I'm using beeline hive here, and for the records I'm not a pro in SQL, but I make my way through.
So, my task is create a sample database for an A/B study, (and so far so good) but the issue started when I've asked to sample based on demographic distributions.
Wrapping up, my dataset is 1M users and they are unevenly distributed in the countries (currently is ~ 70 countries), my task is to randomly choose 50k users in a way that is proportional to the amount of users in each country in my database.

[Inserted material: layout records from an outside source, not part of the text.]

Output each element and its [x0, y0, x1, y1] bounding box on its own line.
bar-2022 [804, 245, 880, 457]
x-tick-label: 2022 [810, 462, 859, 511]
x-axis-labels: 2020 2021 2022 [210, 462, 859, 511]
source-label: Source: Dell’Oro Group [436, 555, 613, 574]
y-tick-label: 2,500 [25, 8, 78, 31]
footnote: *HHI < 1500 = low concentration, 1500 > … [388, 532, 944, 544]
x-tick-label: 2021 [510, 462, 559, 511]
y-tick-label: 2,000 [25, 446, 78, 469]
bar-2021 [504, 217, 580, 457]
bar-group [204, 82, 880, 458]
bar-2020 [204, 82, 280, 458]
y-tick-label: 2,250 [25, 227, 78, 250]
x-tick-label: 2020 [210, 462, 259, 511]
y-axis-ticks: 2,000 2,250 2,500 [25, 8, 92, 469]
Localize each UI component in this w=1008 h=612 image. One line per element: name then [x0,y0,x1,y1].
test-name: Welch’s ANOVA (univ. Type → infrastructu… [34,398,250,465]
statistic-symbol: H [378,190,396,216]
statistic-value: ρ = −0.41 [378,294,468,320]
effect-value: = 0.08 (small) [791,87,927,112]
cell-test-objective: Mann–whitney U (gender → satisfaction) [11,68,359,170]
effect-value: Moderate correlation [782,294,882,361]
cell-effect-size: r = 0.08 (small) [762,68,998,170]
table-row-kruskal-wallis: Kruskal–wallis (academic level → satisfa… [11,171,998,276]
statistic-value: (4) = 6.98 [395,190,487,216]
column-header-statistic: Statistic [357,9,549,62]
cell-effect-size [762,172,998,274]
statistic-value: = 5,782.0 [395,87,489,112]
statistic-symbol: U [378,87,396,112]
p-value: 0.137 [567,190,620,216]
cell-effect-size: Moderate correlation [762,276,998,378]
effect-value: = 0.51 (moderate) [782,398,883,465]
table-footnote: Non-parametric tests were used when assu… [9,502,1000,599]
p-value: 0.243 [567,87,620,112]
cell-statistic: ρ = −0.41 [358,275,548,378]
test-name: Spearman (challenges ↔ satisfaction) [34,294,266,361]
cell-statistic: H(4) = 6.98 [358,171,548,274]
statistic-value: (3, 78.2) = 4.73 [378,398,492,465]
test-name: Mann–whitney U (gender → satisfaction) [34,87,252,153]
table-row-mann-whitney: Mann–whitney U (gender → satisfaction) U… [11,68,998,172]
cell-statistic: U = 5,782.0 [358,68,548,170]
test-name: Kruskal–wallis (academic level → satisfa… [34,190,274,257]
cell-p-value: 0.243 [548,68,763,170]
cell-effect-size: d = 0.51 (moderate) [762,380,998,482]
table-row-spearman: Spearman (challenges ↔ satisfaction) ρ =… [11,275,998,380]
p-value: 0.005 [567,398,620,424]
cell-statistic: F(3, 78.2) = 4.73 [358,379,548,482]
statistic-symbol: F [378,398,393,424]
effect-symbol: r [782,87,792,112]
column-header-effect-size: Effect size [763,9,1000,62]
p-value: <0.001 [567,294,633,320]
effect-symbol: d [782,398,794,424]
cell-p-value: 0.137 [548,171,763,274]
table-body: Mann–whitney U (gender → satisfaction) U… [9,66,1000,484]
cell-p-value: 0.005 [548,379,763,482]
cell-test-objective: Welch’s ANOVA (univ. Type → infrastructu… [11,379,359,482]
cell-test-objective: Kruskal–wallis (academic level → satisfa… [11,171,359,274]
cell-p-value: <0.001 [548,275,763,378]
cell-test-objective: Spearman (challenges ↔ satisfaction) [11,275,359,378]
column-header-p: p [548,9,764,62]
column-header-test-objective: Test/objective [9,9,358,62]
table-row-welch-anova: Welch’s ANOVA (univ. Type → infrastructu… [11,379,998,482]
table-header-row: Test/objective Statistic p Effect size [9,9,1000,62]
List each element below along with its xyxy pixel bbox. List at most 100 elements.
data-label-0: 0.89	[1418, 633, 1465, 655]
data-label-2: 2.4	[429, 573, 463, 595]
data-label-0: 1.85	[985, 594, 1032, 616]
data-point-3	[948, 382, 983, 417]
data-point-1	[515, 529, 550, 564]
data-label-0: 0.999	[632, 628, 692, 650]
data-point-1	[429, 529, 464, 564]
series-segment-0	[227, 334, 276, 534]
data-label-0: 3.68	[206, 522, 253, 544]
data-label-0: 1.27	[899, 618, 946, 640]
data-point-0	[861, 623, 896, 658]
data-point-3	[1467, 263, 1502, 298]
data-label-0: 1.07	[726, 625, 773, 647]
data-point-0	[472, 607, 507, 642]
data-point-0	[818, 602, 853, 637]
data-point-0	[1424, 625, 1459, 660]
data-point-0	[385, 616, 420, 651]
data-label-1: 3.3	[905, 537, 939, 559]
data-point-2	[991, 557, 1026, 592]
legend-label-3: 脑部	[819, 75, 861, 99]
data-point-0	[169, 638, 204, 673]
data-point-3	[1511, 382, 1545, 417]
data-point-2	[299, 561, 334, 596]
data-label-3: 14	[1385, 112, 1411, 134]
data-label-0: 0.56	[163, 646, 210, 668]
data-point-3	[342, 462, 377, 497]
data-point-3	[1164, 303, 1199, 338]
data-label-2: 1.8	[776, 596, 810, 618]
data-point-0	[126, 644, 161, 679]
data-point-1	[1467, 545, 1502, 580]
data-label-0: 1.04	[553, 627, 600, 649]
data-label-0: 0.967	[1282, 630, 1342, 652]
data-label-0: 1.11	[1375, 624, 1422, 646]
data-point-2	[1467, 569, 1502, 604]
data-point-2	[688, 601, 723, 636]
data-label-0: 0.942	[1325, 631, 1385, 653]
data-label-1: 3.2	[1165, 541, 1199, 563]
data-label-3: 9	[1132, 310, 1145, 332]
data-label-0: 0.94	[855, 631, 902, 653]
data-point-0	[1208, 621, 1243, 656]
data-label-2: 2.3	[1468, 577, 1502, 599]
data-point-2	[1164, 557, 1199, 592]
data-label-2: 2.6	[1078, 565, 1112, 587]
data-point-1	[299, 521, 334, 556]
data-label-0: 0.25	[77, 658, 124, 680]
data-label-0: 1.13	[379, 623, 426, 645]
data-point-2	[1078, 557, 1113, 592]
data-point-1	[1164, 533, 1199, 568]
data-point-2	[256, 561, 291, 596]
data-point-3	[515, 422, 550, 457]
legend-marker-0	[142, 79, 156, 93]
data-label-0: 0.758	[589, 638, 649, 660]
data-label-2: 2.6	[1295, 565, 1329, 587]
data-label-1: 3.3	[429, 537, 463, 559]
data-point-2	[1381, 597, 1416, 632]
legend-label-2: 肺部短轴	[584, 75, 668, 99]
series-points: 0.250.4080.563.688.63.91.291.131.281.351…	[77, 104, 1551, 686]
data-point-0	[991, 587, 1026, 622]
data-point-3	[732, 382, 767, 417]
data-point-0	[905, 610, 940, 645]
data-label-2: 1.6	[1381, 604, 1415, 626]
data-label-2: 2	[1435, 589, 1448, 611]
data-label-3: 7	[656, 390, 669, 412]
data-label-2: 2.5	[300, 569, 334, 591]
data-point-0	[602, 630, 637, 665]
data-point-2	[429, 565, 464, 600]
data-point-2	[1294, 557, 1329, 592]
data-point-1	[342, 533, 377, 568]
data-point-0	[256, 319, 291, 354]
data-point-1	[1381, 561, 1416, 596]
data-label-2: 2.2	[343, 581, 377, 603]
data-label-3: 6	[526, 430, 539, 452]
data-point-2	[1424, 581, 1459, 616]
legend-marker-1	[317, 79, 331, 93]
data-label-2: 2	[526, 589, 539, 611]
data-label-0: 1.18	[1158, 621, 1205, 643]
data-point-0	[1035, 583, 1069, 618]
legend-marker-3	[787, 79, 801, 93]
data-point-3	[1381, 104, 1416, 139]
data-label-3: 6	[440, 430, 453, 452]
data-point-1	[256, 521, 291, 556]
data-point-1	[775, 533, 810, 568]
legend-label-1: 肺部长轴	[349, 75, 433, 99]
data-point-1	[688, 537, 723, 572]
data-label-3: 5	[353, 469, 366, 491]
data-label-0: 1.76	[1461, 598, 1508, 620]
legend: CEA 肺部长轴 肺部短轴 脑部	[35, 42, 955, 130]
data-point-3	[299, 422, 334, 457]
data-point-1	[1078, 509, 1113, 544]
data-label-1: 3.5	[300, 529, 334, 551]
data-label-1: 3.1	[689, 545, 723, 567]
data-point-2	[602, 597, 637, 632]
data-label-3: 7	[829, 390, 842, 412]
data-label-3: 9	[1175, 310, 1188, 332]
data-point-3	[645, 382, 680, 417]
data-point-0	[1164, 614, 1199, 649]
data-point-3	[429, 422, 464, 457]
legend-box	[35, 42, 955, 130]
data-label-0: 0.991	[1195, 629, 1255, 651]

So, my output should be a table with 50k lines, and after that I'd do some joins with other tables to finish my data set.
For an ilustration:
- Total users = 1M
- Sample goal = 50k
- Expected sample = 50K * % of Total for each country
Country | # Users | % of Total | Expected Sample |
---|---|---|---|
UK | 120000 | 12% | 6000 |
Germany | 87000 | 8.7% | 4350 |
... | ... | ... | ... |
Spain | 240000 | 24% | 12000 |
The only way I've thought was to select a percent of total user by country in one query, do the math in excel with 1st query result, and write another query for each country using LIMIT
to select the correct amount.
CREATE TABLE AB_Study as
SELECT user_id FROM main_base WHERE country="UK" ORDER BY RAND() LIMIT 6000
UNION SELECT user_id FROM main_base WHERE ddd="Germany" ORDER BY RAND() LIMIT 4350
...
UNION SELECT user_id FROM main_base WHERE ddd="Spain" ORDER BY RAND() LIMIT 12000
The problem that isn't working because probably is a gigantic query, and I believe that should be a super nice approach to do this, but unfortunately I don't know.